At the end of five days, we realized that there was one thing common in our experiences: we all experienced an inner liberation-psychological and spiritual. We found a new understanding of our being Christians based on our conviction of Christ’s option for the poor. We got a new understanding of faith which is no longer the security of being saved…but we understood faith now as a total openness to the radically new that God would demand of us every day. So faith is a risk, not a security.

Finally, I got involved in feminist theology because the moment we started to reflect on why women are oppressed (and we are 85% Catholic in the Philippines) we realized that one great social conditioning is religion. Women are told: you are taken from the rib of Adam so you are a derived being…So have you significance in yourselves as women? No! Your significance is in relationship to a man. And thirdly, you are supposed to be guilty of the sin of Adam. So guilt becomes ingrained in woman.

Personally, my discovery of Asian spirituality was like a completion of my being. I was like a fish that found it’s stream… I actually first got in contact with Zen when I was a student in Rome… Later on I got acquainted with Syddha Yoga which gave me another aspect of contemplation-a certain kind of lightness of being…I learned to “dance with the playful consciousness of God!”

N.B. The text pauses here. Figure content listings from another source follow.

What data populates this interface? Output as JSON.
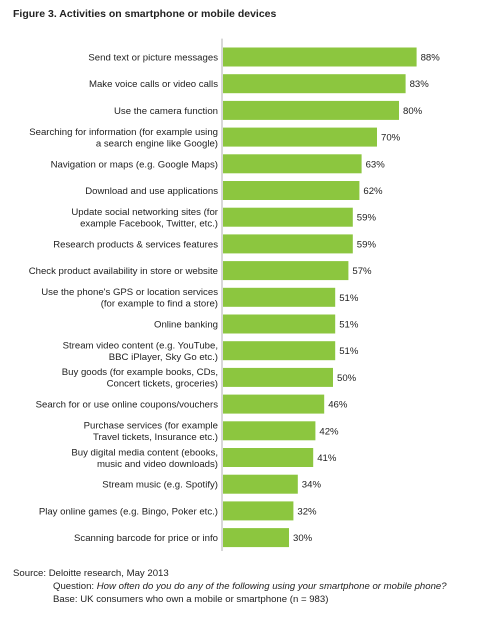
{
  "chart_data": {
    "type": "bar",
    "orientation": "horizontal",
    "title": "Figure 3. Activities on smartphone or mobile devices",
    "bar_color": "#8cc63f",
    "axis_color": "#b0b0b0",
    "xlim": [
      0,
      100
    ],
    "categories": [
      [
        "Send text or picture messages"
      ],
      [
        "Make voice calls or video calls"
      ],
      [
        "Use the camera function"
      ],
      [
        "Searching for information (for example using",
        "a search engine like Google)"
      ],
      [
        "Navigation or maps (e.g. Google Maps)"
      ],
      [
        "Download and use applications"
      ],
      [
        "Update social networking sites (for",
        "example Facebook, Twitter, etc.)"
      ],
      [
        "Research products & services features"
      ],
      [
        "Check product availability in store or website"
      ],
      [
        "Use the phone's GPS or location services",
        "(for example to find a store)"
      ],
      [
        "Online banking"
      ],
      [
        "Stream video content (e.g. YouTube,",
        "BBC iPlayer, Sky Go etc.)"
      ],
      [
        "Buy goods (for example books, CDs,",
        "Concert tickets, groceries)"
      ],
      [
        "Search for or use online coupons/vouchers"
      ],
      [
        "Purchase services (for example",
        "Travel tickets, Insurance etc.)"
      ],
      [
        "Buy digital media content (ebooks,",
        "music and video downloads)"
      ],
      [
        "Stream music (e.g. Spotify)"
      ],
      [
        "Play online games (e.g. Bingo, Poker etc.)"
      ],
      [
        "Scanning barcode for price or info"
      ]
    ],
    "values": [
      88,
      83,
      80,
      70,
      63,
      62,
      59,
      59,
      57,
      51,
      51,
      51,
      50,
      46,
      42,
      41,
      34,
      32,
      30
    ],
    "value_labels": [
      "88%",
      "83%",
      "80%",
      "70%",
      "63%",
      "62%",
      "59%",
      "59%",
      "57%",
      "51%",
      "51%",
      "51%",
      "50%",
      "46%",
      "42%",
      "41%",
      "34%",
      "32%",
      "30%"
    ]
  },
  "footer": {
    "source": "Source: Deloitte research, May 2013",
    "question_label": "Question:",
    "question_text": "How often do you do any of the following using your smartphone or mobile phone?",
    "base": "Base: UK consumers who own a mobile or smartphone (n = 983)"
  }
}
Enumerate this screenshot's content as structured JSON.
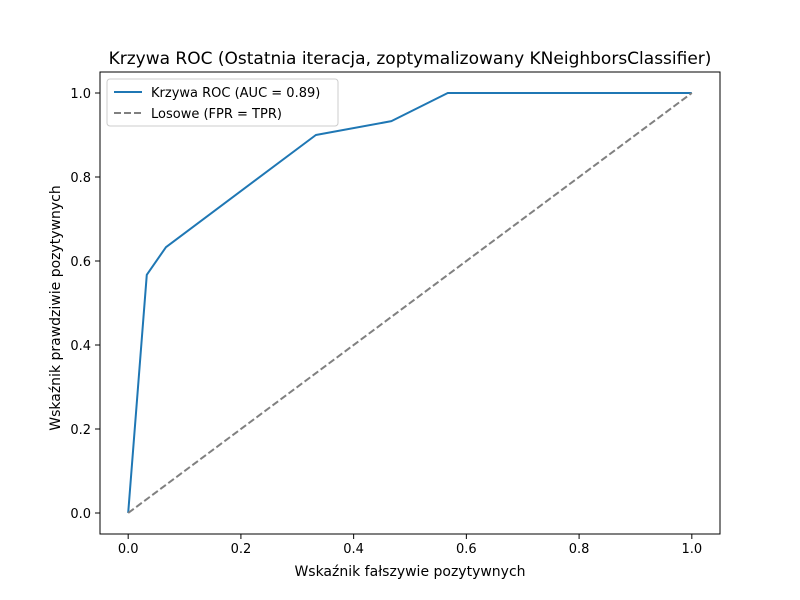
{
  "chart_data": {
    "type": "line",
    "title": "Krzywa ROC (Ostatnia iteracja, zoptymalizowany KNeighborsClassifier)",
    "xlabel": "Wskaźnik fałszywie pozytywnych",
    "ylabel": "Wskaźnik prawdziwie pozytywnych",
    "xlim": [
      -0.05,
      1.05
    ],
    "ylim": [
      -0.05,
      1.05
    ],
    "xticks": [
      0.0,
      0.2,
      0.4,
      0.6,
      0.8,
      1.0
    ],
    "yticks": [
      0.0,
      0.2,
      0.4,
      0.6,
      0.8,
      1.0
    ],
    "xtick_labels": [
      "0.0",
      "0.2",
      "0.4",
      "0.6",
      "0.8",
      "1.0"
    ],
    "ytick_labels": [
      "0.0",
      "0.2",
      "0.4",
      "0.6",
      "0.8",
      "1.0"
    ],
    "grid": false,
    "legend_position": "upper-left",
    "series": [
      {
        "name": "Krzywa ROC (AUC = 0.89)",
        "color": "#1f77b4",
        "style": "solid",
        "x": [
          0.0,
          0.033,
          0.067,
          0.333,
          0.467,
          0.567,
          1.0
        ],
        "y": [
          0.0,
          0.567,
          0.633,
          0.9,
          0.933,
          1.0,
          1.0
        ]
      },
      {
        "name": "Losowe (FPR = TPR)",
        "color": "#808080",
        "style": "dashed",
        "x": [
          0.0,
          1.0
        ],
        "y": [
          0.0,
          1.0
        ]
      }
    ]
  }
}
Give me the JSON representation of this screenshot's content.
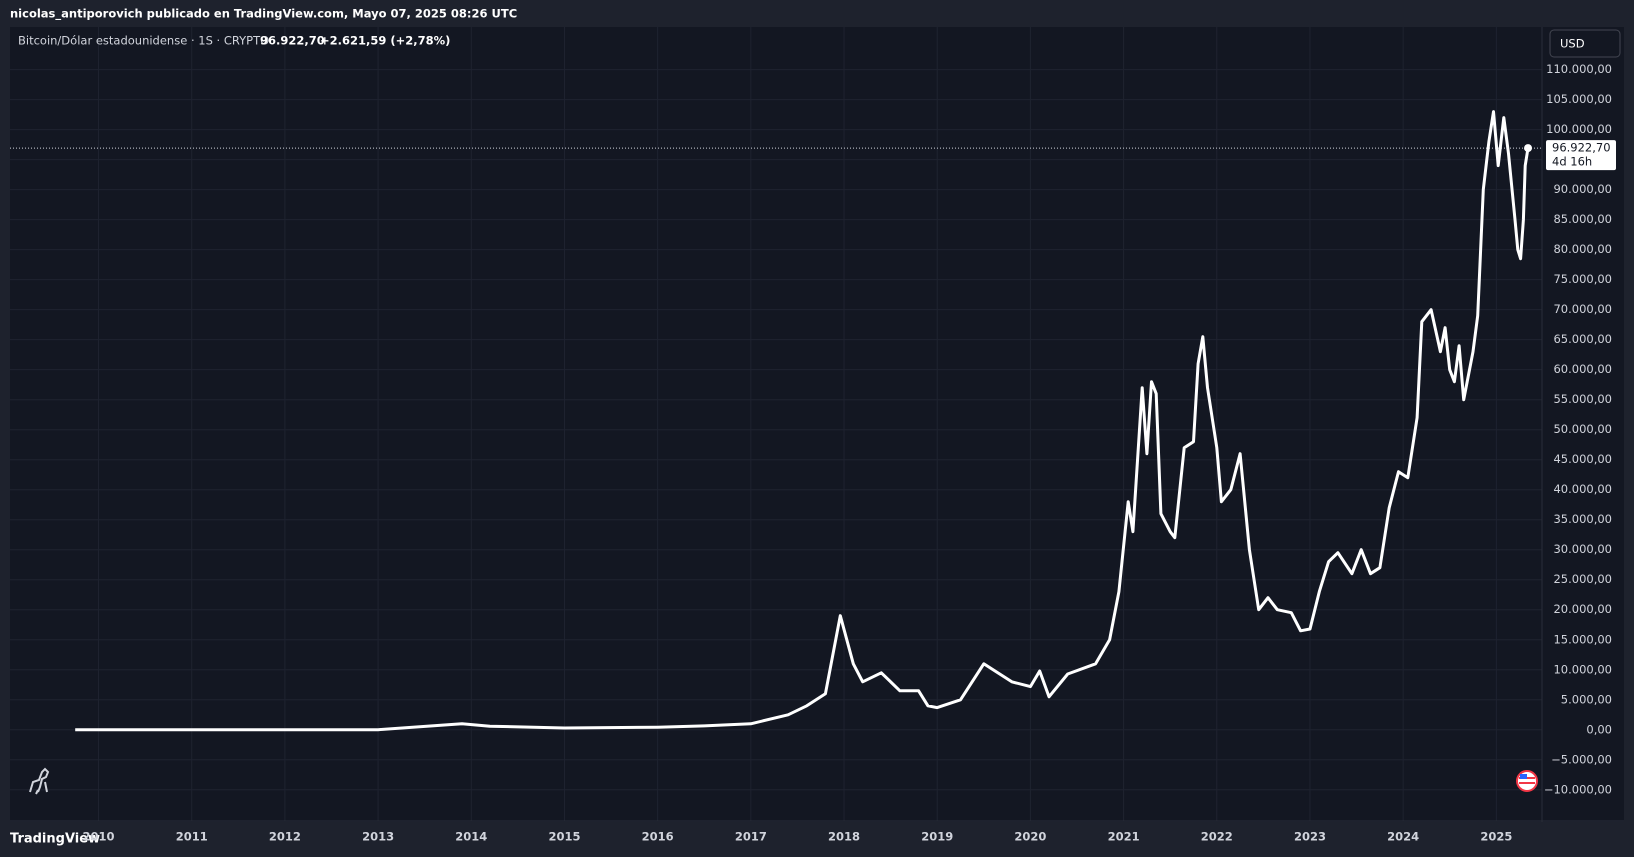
{
  "header": "nicolas_antiporovich publicado en TradingView.com, Mayo 07, 2025 08:26 UTC",
  "brand": "TradingView",
  "chart_data": {
    "type": "line",
    "title": "Bitcoin/Dólar estadounidense · 1S · CRYPTO",
    "currency": "USD",
    "last_price": {
      "value": 96922.7,
      "label": "96.922,70"
    },
    "change": {
      "value": 2621.59,
      "label": "+2.621,59 (+2,78%)"
    },
    "countdown": "4d 16h",
    "color": "#ffffff",
    "grid": true,
    "xlim": [
      2009.05,
      2025.49
    ],
    "ylim": [
      -15200,
      117100
    ],
    "xticks": [
      2010,
      2011,
      2012,
      2013,
      2014,
      2015,
      2016,
      2017,
      2018,
      2019,
      2020,
      2021,
      2022,
      2023,
      2024,
      2025
    ],
    "yticks": [
      {
        "value": -10000,
        "label": "−10.000,00"
      },
      {
        "value": -5000,
        "label": "−5.000,00"
      },
      {
        "value": 0,
        "label": "0,00"
      },
      {
        "value": 5000,
        "label": "5.000,00"
      },
      {
        "value": 10000,
        "label": "10.000,00"
      },
      {
        "value": 15000,
        "label": "15.000,00"
      },
      {
        "value": 20000,
        "label": "20.000,00"
      },
      {
        "value": 25000,
        "label": "25.000,00"
      },
      {
        "value": 30000,
        "label": "30.000,00"
      },
      {
        "value": 35000,
        "label": "35.000,00"
      },
      {
        "value": 40000,
        "label": "40.000,00"
      },
      {
        "value": 45000,
        "label": "45.000,00"
      },
      {
        "value": 50000,
        "label": "50.000,00"
      },
      {
        "value": 55000,
        "label": "55.000,00"
      },
      {
        "value": 60000,
        "label": "60.000,00"
      },
      {
        "value": 65000,
        "label": "65.000,00"
      },
      {
        "value": 70000,
        "label": "70.000,00"
      },
      {
        "value": 75000,
        "label": "75.000,00"
      },
      {
        "value": 80000,
        "label": "80.000,00"
      },
      {
        "value": 85000,
        "label": "85.000,00"
      },
      {
        "value": 90000,
        "label": "90.000,00"
      },
      {
        "value": 95000,
        "label": "95.000,00"
      },
      {
        "value": 100000,
        "label": "100.000,00"
      },
      {
        "value": 105000,
        "label": "105.000,00"
      },
      {
        "value": 110000,
        "label": "110.000,00"
      }
    ],
    "x": [
      2009.75,
      2011.0,
      2012.0,
      2013.0,
      2013.9,
      2014.2,
      2015.0,
      2016.0,
      2016.5,
      2017.0,
      2017.4,
      2017.6,
      2017.8,
      2017.96,
      2018.1,
      2018.2,
      2018.4,
      2018.6,
      2018.8,
      2018.9,
      2019.0,
      2019.25,
      2019.5,
      2019.6,
      2019.8,
      2020.0,
      2020.1,
      2020.2,
      2020.4,
      2020.7,
      2020.85,
      2020.95,
      2021.05,
      2021.1,
      2021.2,
      2021.25,
      2021.3,
      2021.35,
      2021.4,
      2021.5,
      2021.55,
      2021.65,
      2021.75,
      2021.8,
      2021.85,
      2021.9,
      2022.0,
      2022.05,
      2022.15,
      2022.25,
      2022.35,
      2022.45,
      2022.55,
      2022.65,
      2022.8,
      2022.9,
      2023.0,
      2023.1,
      2023.2,
      2023.3,
      2023.45,
      2023.55,
      2023.65,
      2023.75,
      2023.85,
      2023.95,
      2024.05,
      2024.15,
      2024.2,
      2024.3,
      2024.4,
      2024.45,
      2024.5,
      2024.55,
      2024.6,
      2024.65,
      2024.75,
      2024.8,
      2024.86,
      2024.92,
      2024.97,
      2025.02,
      2025.08,
      2025.13,
      2025.2,
      2025.23,
      2025.26,
      2025.29,
      2025.31,
      2025.34
    ],
    "values": [
      0,
      0,
      5,
      13,
      1000,
      600,
      300,
      430,
      650,
      1000,
      2500,
      4000,
      6000,
      19000,
      11000,
      8000,
      9500,
      6500,
      6500,
      4000,
      3700,
      5000,
      11000,
      10000,
      8000,
      7200,
      9800,
      5500,
      9300,
      11000,
      15000,
      23000,
      38000,
      33000,
      57000,
      46000,
      58000,
      56000,
      36000,
      33000,
      32000,
      47000,
      48000,
      61000,
      65500,
      57000,
      47000,
      38000,
      40000,
      46000,
      30000,
      20000,
      22000,
      20000,
      19500,
      16500,
      16800,
      23000,
      28000,
      29500,
      26000,
      30000,
      26000,
      27000,
      37000,
      43000,
      42000,
      52000,
      68000,
      70000,
      63000,
      67000,
      60000,
      58000,
      64000,
      55000,
      63000,
      69000,
      90000,
      98000,
      103000,
      94000,
      102000,
      96000,
      85000,
      80000,
      78500,
      85000,
      94000,
      96922.7
    ]
  }
}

This is another of the “contradictions” I had learned to live with. People ask me how as a Roman Catholic Sister, I could do Zen or Syddha Yoga meditation. My answer is, “Suppose I am walking on the street and come across a diamond, should I ask myself, “Is this a Catholic diamond?” and if it is not, should I throw it away?” Too bad for me if I do. I think that God put all these gems in all religions, and I, as a child of God, claim them for myself and feel free to integrate into my spirituality which I find helpful. Syncretism? So what? Isn’t real life syncretic?